Kampusnya terletak di New Orleans, yang dikenal sebagai kota penuh pesta, jazz, dan punya populasi kulit hitam yang besar. Nahad ke sana hanya bermodal nekad. Betapa tidak, skor Toefl-nya hanya 430. Bahasa Inggrisnya pas-pasan.

Jangankan untuk belajar, untuk sekadar berkomunikasi dengan orang lain pun dia kesulitan. Setelah empat bulan belajar bahasa di New Orleans University, Nahad mulai kuliah di Tulane.

Dia menuturkan, pada semester pertama, dia seperti makhluk bumi yang tersesat di negeri alien. Dia ketinggalan di semua kuliah. Bahkan dia terancam dipulangkan kalau tidak bisa mengikuti ritme perkuliahan.

Nahad tak ingin kembali ke So’e dengan membawa kegagalan. Dengan kemampuan terbatas, dia menemui satu per satu dosennya. Dia ceritakan masalah kemampuan bahasa yang terbatas itu.

Dia hadapi masalah itu dengan cara mengakuinya, kemudian mengajak orang lain untuk membantunya. Gayung bersambut. Dosen-dosennya tersentuh. Semuanya sepakat bahwa perjalanan menyusuri separuh bumi demi belajar itu membutuhkan keberanian besar.

Mulailah Nahad mendapatkan bantuan. Saat Nahad membuat paper, dosen akan membantunya untuk membaca ulang dan mencari ide-ide orisinal di situ.

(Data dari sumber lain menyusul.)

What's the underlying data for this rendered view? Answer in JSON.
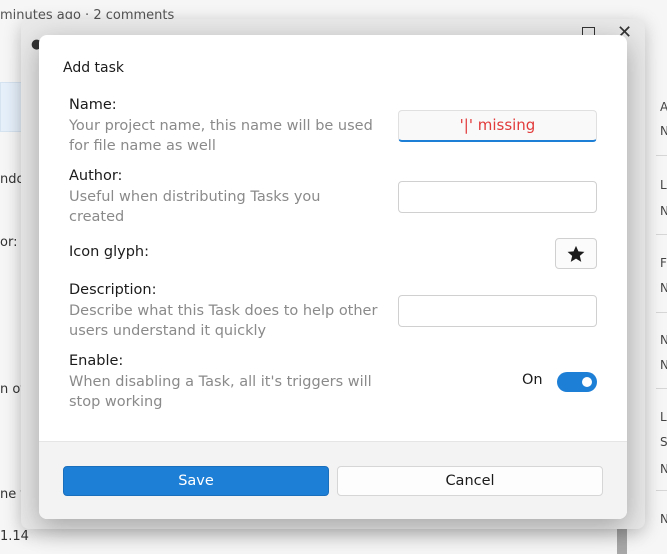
{
  "background": {
    "top_line": "minutes ago · 2 comments",
    "left_snippets": [
      "ndo",
      "or:",
      "n of",
      "ne f",
      "1.14"
    ],
    "right_letters": [
      "A",
      "N",
      "L",
      "N",
      "F",
      "N",
      "N",
      "N",
      "L",
      "S",
      "N",
      "N"
    ],
    "right_panel_letter": "F"
  },
  "dialog": {
    "title": "Add task",
    "fields": {
      "name": {
        "label": "Name:",
        "description": "Your project name, this name will be used for file name as well",
        "error": "'|' missing"
      },
      "author": {
        "label": "Author:",
        "description": "Useful when distributing Tasks you created",
        "value": ""
      },
      "icon": {
        "label": "Icon glyph:",
        "glyph": "★",
        "icon_name": "star-icon"
      },
      "description": {
        "label": "Description:",
        "description": "Describe what this Task does to help other users understand it quickly",
        "value": ""
      },
      "enable": {
        "label": "Enable:",
        "description": "When disabling a Task, all it's triggers will stop working",
        "state_label": "On",
        "on": true
      }
    },
    "buttons": {
      "save": "Save",
      "cancel": "Cancel"
    }
  },
  "colors": {
    "accent": "#1e7fd6",
    "error": "#e23b3b"
  }
}
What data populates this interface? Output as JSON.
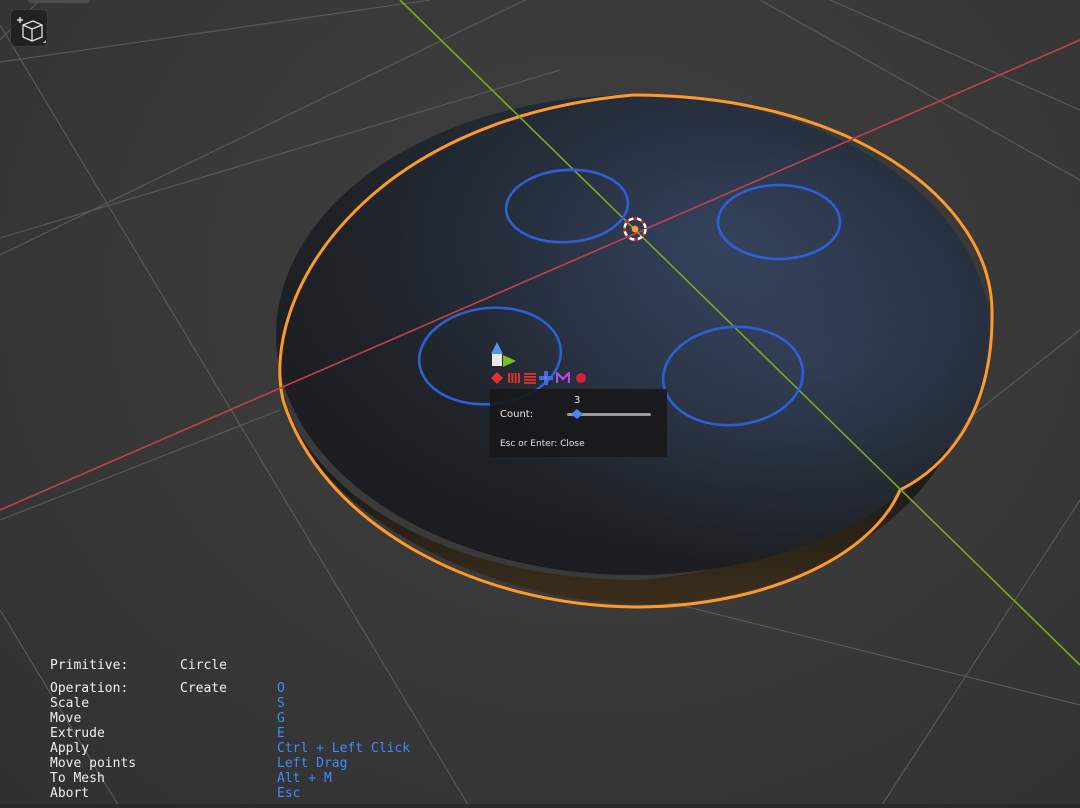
{
  "colors": {
    "background": "#3a3a3a",
    "grid_line": "#5a5a5a",
    "x_axis": "#c2404e",
    "y_axis": "#7ba81e",
    "selection_outline": "#ff9a2a",
    "disk_top": "#1e2328",
    "disk_highlight": "#2f3f5c",
    "cut_circle": "#2d5fd6",
    "shortcut_text": "#3d8bff"
  },
  "icons": {
    "view_gizmo": "add-cube-icon",
    "move_gizmo": "transform-gizmo-icon",
    "cursor": "3d-cursor-icon",
    "tools": [
      "vertex-diamond-icon",
      "vertical-bars-icon",
      "horizontal-bars-icon",
      "blue-cross-icon",
      "magenta-m-icon",
      "red-dot-icon"
    ]
  },
  "count_panel": {
    "label": "Count:",
    "value": "3",
    "slider_fraction": 0.12,
    "hint": "Esc or Enter: Close"
  },
  "info": {
    "primitive_label": "Primitive:",
    "primitive_value": "Circle",
    "rows": [
      {
        "action": "Operation:",
        "value": "Create",
        "key": "O"
      },
      {
        "action": "Scale",
        "value": "",
        "key": "S"
      },
      {
        "action": "Move",
        "value": "",
        "key": "G"
      },
      {
        "action": "Extrude",
        "value": "",
        "key": "E"
      },
      {
        "action": "Apply",
        "value": "",
        "key": "Ctrl + Left Click"
      },
      {
        "action": "Move points",
        "value": "",
        "key": "Left Drag"
      },
      {
        "action": "To Mesh",
        "value": "",
        "key": "Alt + M"
      },
      {
        "action": "Abort",
        "value": "",
        "key": "Esc"
      }
    ]
  }
}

Nahad merasakan betapa baiknya orang-orang yang selalu melihat sisi terbaiknya, bukan sisi terlemah seseorang.

Di New Orleans, di kota yang surganya penyuka pesta dan para penenggak brandy setiap saat, Nahad menemukan setitik cahaya. Dia mulai menemukan semangat belajar. Dia membayangkan akan membawa banyak pengetahuan demi So’e, kampung halamannya.

Kisah Nahad di New Orleans adalah kisah perjuangan menghadapi keterbatasan. Jika saja dia menyerah, maka dia akan pulang dengan membawa cerita kegagalan. Namun dia punya tekad kuat untuk menentukan takdirnya di masa depan.

Setelah dua tahun lebih delapan bulan, dia pulang membawa keberhasilan. Kini, dia berada di So’e dan menghadapi dunia yang ingin diubahnya. Dia kembali berurusan dengan penyakit menular, dunia puskesmas, serta tantangan yang tidak mudah.

Tapi semangat baja yang ditempa di New Orleans itu menjadi kompas kehidupan baginya. Dia tetap menunjukkan determinasi dan kemampuan menemukan solusi di tengah masalah. Dia pun tak ingin meninggalkan So’e sebab itulah medan pengabdiannya.

Saat saya bertemu dengannya di So’e, wilayah yang sedingin Puncak di Bogor, Nahad dengan riang bercerita pengalamannya. Dia bercerita perjuangannya menyediakan fasilitas kesehatan bagi rakyat yang terpinggirkan.

Dia baru saja membangun 12 Puskesmas dengan fasilitas paling lengkap, mulai dari ruang rawat inap hingga perumahan dokter. Saya suka ceritanya tentang perjuangan membantu masyarakat nelayan yang tidak memiliki KTP sebab suka berpindah-pindah. "Pada saat itu, negara harus hadir membantu warganya," katanya.

Saya lebih banyak mendengar. Saya begitu kagum dengan dirinya. Saya melihat Nahad yang terus bertransformasi. Mulanya saya melihat dirinya di Jakarta sebagai seorang penerima beasiswa. Setelah itu dirinya datang ke luar negeri dengan membawa keterbatasan.

Kini dirinya menjadi sosok penuh ide-ide perubahan di kampung halamannya. Dia membawa kembang ilmu untuk menjadi persembahan bagi So’e, kampung halamannya.

Sambil mendengar dirinya bercerita, sayup-sayup saya mendengar lagu dari Louis Amstrong, penyanyi jazz bersuara serak di New Orleans:

"I see skies of blue and clouds of white
The bright blessed day, the dark sacred night
And I think to myself what a wonderful world"


2 komentar:

wijatnikaika mengatakan...

Salut untuk Bang Nahad Baunsele. Senang bisa mengenal beliau dan berkesempatan belajar bersama

Yusran Darmawan mengatakan...

iya. sy ingat Ika sekelas sama pak nahad.